You would have to be touching the chassis and the "hot side" battery terminal (negative in our case) at the same time. Then you would create a complete circuit for electricity flow and you would get a tickle. Otherwise just touching the frame doesn't make a complete circuit, so nothing happens.

Merle

Posted
it's interesting that if we have a pos ground system, if we humans touched the frame, we don't get a mild shock. As we're a lot of water content and electricity flows through water well, and the tires would insulate the vehicle from the earth, only seems reasonable that we would get a 6v (very mild) or a 12v (mild) charge from this.

A battery only looks for a connection from one pole to the other pole. It does not look for nor care about an earth ground.

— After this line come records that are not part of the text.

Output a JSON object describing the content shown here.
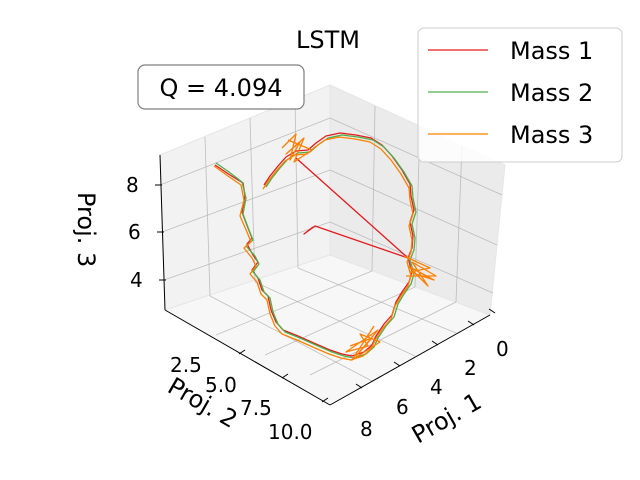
{
  "chart_data": {
    "type": "line3d",
    "title": "LSTM",
    "annotation": "Q = 4.094",
    "xlabel": "Proj. 1",
    "ylabel": "Proj. 2",
    "zlabel": "Proj. 3",
    "x_ticks": [
      "0",
      "2",
      "4",
      "6",
      "8"
    ],
    "y_ticks": [
      "2.5",
      "5.0",
      "7.5",
      "10.0"
    ],
    "z_ticks": [
      "4",
      "6",
      "8"
    ],
    "grid": true,
    "legend_position": "top-right",
    "series": [
      {
        "name": "Mass 1",
        "color": "#e41a1c"
      },
      {
        "name": "Mass 2",
        "color": "#4daf4a"
      },
      {
        "name": "Mass 3",
        "color": "#ff7f00"
      }
    ]
  }
}
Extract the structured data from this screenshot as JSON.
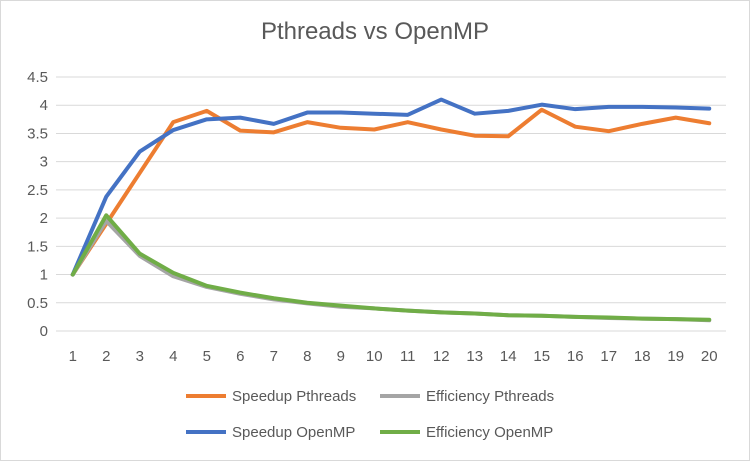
{
  "chart_data": {
    "type": "line",
    "title": "Pthreads vs OpenMP",
    "xlabel": "",
    "ylabel": "",
    "x": [
      1,
      2,
      3,
      4,
      5,
      6,
      7,
      8,
      9,
      10,
      11,
      12,
      13,
      14,
      15,
      16,
      17,
      18,
      19,
      20
    ],
    "ylim": [
      0,
      4.5
    ],
    "yticks": [
      "0",
      "0.5",
      "1",
      "1.5",
      "2",
      "2.5",
      "3",
      "3.5",
      "4",
      "4.5"
    ],
    "grid": true,
    "legend_position": "bottom",
    "series": [
      {
        "name": "Speedup Pthreads",
        "color": "#ED7D31",
        "values": [
          1,
          1.9,
          2.8,
          3.7,
          3.9,
          3.55,
          3.52,
          3.7,
          3.6,
          3.57,
          3.7,
          3.57,
          3.46,
          3.45,
          3.92,
          3.62,
          3.54,
          3.67,
          3.78,
          3.68
        ]
      },
      {
        "name": "Efficiency Pthreads",
        "color": "#A5A5A5",
        "values": [
          1,
          1.95,
          1.33,
          0.97,
          0.78,
          0.66,
          0.56,
          0.49,
          0.43,
          0.4,
          0.36,
          0.33,
          0.31,
          0.28,
          0.27,
          0.25,
          0.23,
          0.22,
          0.21,
          0.19
        ]
      },
      {
        "name": "Speedup OpenMP",
        "color": "#4472C4",
        "values": [
          1,
          2.38,
          3.18,
          3.56,
          3.75,
          3.78,
          3.67,
          3.87,
          3.87,
          3.85,
          3.83,
          4.1,
          3.85,
          3.9,
          4.01,
          3.93,
          3.97,
          3.97,
          3.96,
          3.94
        ]
      },
      {
        "name": "Efficiency OpenMP",
        "color": "#70AD47",
        "values": [
          1,
          2.05,
          1.37,
          1.03,
          0.8,
          0.68,
          0.58,
          0.5,
          0.45,
          0.4,
          0.36,
          0.33,
          0.31,
          0.28,
          0.27,
          0.25,
          0.24,
          0.22,
          0.21,
          0.2
        ]
      }
    ]
  }
}
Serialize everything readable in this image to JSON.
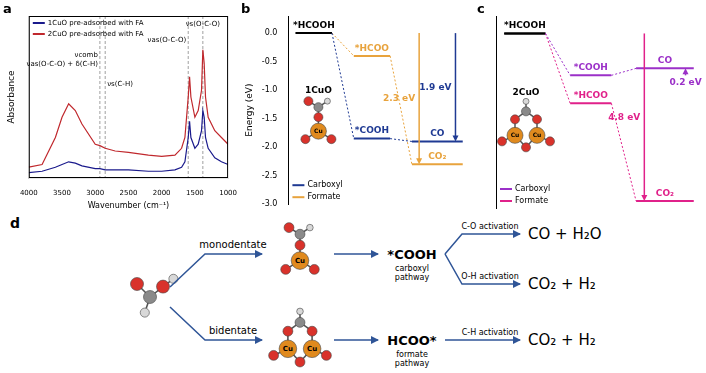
{
  "chart_data": [
    {
      "type": "line",
      "panel": "a",
      "x_label": "Wavenumber (cm⁻¹)",
      "y_label": "Absorbance",
      "x": [
        4000,
        3800,
        3600,
        3500,
        3400,
        3300,
        3200,
        3000,
        2930,
        2850,
        2700,
        2500,
        2200,
        2000,
        1800,
        1700,
        1650,
        1600,
        1580,
        1560,
        1500,
        1450,
        1400,
        1380,
        1360,
        1340,
        1300,
        1200,
        1100,
        1000
      ],
      "xlim": [
        4000,
        1000
      ],
      "xticks": [
        4000,
        3500,
        3000,
        2500,
        2000,
        1500,
        1000
      ],
      "ylim": [
        0,
        1.2
      ],
      "tick_labels": "x",
      "grid": false,
      "legend": "upper left",
      "series": [
        {
          "name": "1CuO pre-adsorbed with FA",
          "color": "#1a1a8c",
          "values": [
            0.04,
            0.05,
            0.08,
            0.1,
            0.12,
            0.11,
            0.09,
            0.07,
            0.07,
            0.06,
            0.06,
            0.06,
            0.05,
            0.05,
            0.06,
            0.08,
            0.12,
            0.3,
            0.42,
            0.3,
            0.22,
            0.25,
            0.35,
            0.5,
            0.45,
            0.3,
            0.22,
            0.15,
            0.12,
            0.1
          ]
        },
        {
          "name": "2CuO pre-adsorbed with FA",
          "color": "#c0282d",
          "values": [
            0.08,
            0.1,
            0.3,
            0.45,
            0.55,
            0.5,
            0.4,
            0.25,
            0.24,
            0.22,
            0.2,
            0.19,
            0.17,
            0.16,
            0.17,
            0.22,
            0.3,
            0.6,
            0.75,
            0.6,
            0.45,
            0.5,
            0.65,
            0.95,
            0.85,
            0.6,
            0.45,
            0.35,
            0.3,
            0.25
          ]
        }
      ],
      "annotations": [
        {
          "x": 2930,
          "text": [
            "νcomb",
            "νas(O-C-O) + δ(C-H)"
          ]
        },
        {
          "x": 2850,
          "text": [
            "νs(C-H)"
          ]
        },
        {
          "x": 1600,
          "text": [
            "νas(O-C-O)"
          ]
        },
        {
          "x": 1380,
          "text": [
            "νs(O-C-O)"
          ]
        }
      ]
    },
    {
      "type": "energy_diagram",
      "panel": "b",
      "y_label": "Energy (eV)",
      "ylim": [
        -3.0,
        0.3
      ],
      "yticks": [
        {
          "value": 0,
          "label": "0.0"
        },
        -0.5,
        {
          "value": -1,
          "label": "-1.0"
        },
        -1.5,
        {
          "value": -2,
          "label": "-2.0"
        },
        -2.5,
        {
          "value": -3,
          "label": "-3.0"
        }
      ],
      "tick_labels": "y",
      "grid": false,
      "legend": "lower left",
      "inset": {
        "label": "1CuO",
        "metal": [
          "Cu"
        ]
      },
      "series": [
        {
          "name": "Carboxyl",
          "color": "#1f3a93",
          "steps": [
            "*HCOOH",
            "*COOH",
            "CO"
          ],
          "values": [
            0,
            -1.85,
            -1.9
          ]
        },
        {
          "name": "Formate",
          "color": "#e8a33d",
          "steps": [
            "*HCOOH",
            "*HCOO",
            "CO₂"
          ],
          "values": [
            0,
            -0.4,
            -2.3
          ]
        }
      ],
      "arrows": [
        {
          "label": "2.3 eV",
          "from": 0,
          "to": -2.3,
          "color": "#e8a33d"
        },
        {
          "label": "1.9 eV",
          "from": 0,
          "to": -1.9,
          "color": "#1f3a93"
        }
      ]
    },
    {
      "type": "energy_diagram",
      "panel": "c",
      "ylim": [
        -5.0,
        0.5
      ],
      "tick_labels": false,
      "grid": false,
      "legend": "lower left",
      "inset": {
        "label": "2CuO",
        "metal": [
          "Cu",
          "Cu"
        ]
      },
      "series": [
        {
          "name": "Carboxyl",
          "color": "#9b30c8",
          "steps": [
            "*HCOOH",
            "*COOH",
            "CO"
          ],
          "values": [
            0,
            -1.2,
            -1.0
          ]
        },
        {
          "name": "Formate",
          "color": "#e0218a",
          "steps": [
            "*HCOOH",
            "*HCOO",
            "CO₂"
          ],
          "values": [
            0,
            -2.0,
            -4.8
          ]
        }
      ],
      "arrows": [
        {
          "label": "4.8 eV",
          "from": 0,
          "to": -4.8,
          "color": "#e0218a"
        },
        {
          "label": "0.2 eV",
          "from": -1.2,
          "to": -1.0,
          "color": "#9b30c8"
        }
      ]
    }
  ],
  "scheme": {
    "panel": "d",
    "branches": [
      {
        "label": "monodentate",
        "metal": [
          "Cu"
        ],
        "intermediate": "*COOH",
        "pathway": "carboxyl pathway",
        "routes": [
          {
            "step": "C-O activation",
            "products": "CO + H₂O"
          },
          {
            "step": "O-H activation",
            "products": "CO₂ + H₂"
          }
        ]
      },
      {
        "label": "bidentate",
        "metal": [
          "Cu",
          "Cu"
        ],
        "intermediate": "HCOO*",
        "pathway": "formate pathway",
        "routes": [
          {
            "step": "C-H activation",
            "products": "CO₂ + H₂"
          }
        ]
      }
    ]
  }
}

Water in a pure form (almost impossible to find) is actually a good insulator not a conductor of electrical current. It is the minerals in water that give it conductive properties.

Posted

I think you can get a hell of a tickle if you wet a finger on each hand and touch the positive and negative posts of a fully charged battery at the same time. I somehow seem to remember this happening on a dare as a kid and I aint been right since.

Posted

A 6 volt system will give a good tickle

A 12 volt system will give a good buzz

A 24 volt system will give a good BITE. Ouch!!

Been there, done that. :eek: Not necessarily touching both posts, but inadvertently touching a hot wire while grounded.